On 16 October 2013 the Supreme Court of New South Wales made order to convene a meeting of shareholders in The Trust Company to consider and vote on the Scheme on 28 November 2013, The Trust Company said in an update to the Australian Securities Exchange (ASX).
The booklet sets out the detail of the Scheme of Arrangement between Perpetual and The Trust Company, the details of which have been considered by an independent expert and deemed to be fair and reasonable, according to The Trust Company.
The expert also deemed the acquisition to be in the best interests of shareholders of The Trust Company, “in the absence of a superior proposal”, The Trust Company stated.
“We welcome this latest development in our proposal to acquire The Trust Company,” said Perpetual chief executive and managing director Geoff Lloyd.
“We are pleased that The Trust Company shareholders will shortly be receiving the relevant information to assess the proposed Scheme.”

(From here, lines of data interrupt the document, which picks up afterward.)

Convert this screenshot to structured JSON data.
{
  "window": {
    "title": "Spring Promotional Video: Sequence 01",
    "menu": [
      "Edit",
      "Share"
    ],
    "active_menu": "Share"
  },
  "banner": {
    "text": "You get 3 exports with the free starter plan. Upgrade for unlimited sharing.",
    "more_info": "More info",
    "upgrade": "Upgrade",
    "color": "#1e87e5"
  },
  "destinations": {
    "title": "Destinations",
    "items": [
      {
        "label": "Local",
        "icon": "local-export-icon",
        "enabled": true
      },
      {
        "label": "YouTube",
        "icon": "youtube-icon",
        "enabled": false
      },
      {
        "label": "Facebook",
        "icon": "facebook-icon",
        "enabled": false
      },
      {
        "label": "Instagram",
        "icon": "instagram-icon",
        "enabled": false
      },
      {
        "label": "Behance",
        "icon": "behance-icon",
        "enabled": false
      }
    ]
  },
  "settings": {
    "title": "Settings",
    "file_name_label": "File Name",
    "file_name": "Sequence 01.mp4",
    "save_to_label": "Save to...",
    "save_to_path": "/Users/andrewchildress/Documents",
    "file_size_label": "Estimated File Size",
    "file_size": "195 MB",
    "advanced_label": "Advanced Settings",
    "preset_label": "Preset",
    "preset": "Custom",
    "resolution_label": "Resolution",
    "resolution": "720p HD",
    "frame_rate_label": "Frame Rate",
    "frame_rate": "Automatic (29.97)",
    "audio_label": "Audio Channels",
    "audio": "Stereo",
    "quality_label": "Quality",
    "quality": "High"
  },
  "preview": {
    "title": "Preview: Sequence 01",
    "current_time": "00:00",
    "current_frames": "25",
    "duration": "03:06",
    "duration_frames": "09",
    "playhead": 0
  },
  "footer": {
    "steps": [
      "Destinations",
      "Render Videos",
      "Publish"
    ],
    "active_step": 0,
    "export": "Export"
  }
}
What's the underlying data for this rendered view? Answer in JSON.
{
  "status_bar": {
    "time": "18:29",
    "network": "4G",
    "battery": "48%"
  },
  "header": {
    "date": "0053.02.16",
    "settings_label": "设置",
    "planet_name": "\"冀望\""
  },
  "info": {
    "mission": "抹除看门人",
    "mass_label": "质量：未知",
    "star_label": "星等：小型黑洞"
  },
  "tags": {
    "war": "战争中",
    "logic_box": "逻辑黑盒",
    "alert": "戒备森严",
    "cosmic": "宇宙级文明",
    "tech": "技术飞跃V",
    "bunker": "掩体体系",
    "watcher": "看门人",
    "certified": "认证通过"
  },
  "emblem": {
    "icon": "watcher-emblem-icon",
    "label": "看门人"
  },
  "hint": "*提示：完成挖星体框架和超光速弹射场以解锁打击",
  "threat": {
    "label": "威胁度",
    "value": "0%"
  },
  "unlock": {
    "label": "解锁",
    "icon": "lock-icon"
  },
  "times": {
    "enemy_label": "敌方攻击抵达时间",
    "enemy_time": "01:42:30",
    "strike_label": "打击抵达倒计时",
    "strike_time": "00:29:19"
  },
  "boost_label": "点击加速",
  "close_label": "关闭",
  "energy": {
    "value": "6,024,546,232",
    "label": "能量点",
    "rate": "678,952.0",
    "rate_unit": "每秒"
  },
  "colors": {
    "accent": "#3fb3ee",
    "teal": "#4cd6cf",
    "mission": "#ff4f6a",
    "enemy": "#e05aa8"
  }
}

He said Perpetual shares a fiduciary and service heritage with The Trust Company and “the combination of our two businesses will deliver greater scale and capabilities across each of Perpetual’s three business units”.
He described the transaction as “financially compelling” for shareholders of both companies, anticipating annual run-rate synergies of at least $15 million before tax and the “accelerated growth delivered through the complementary services”.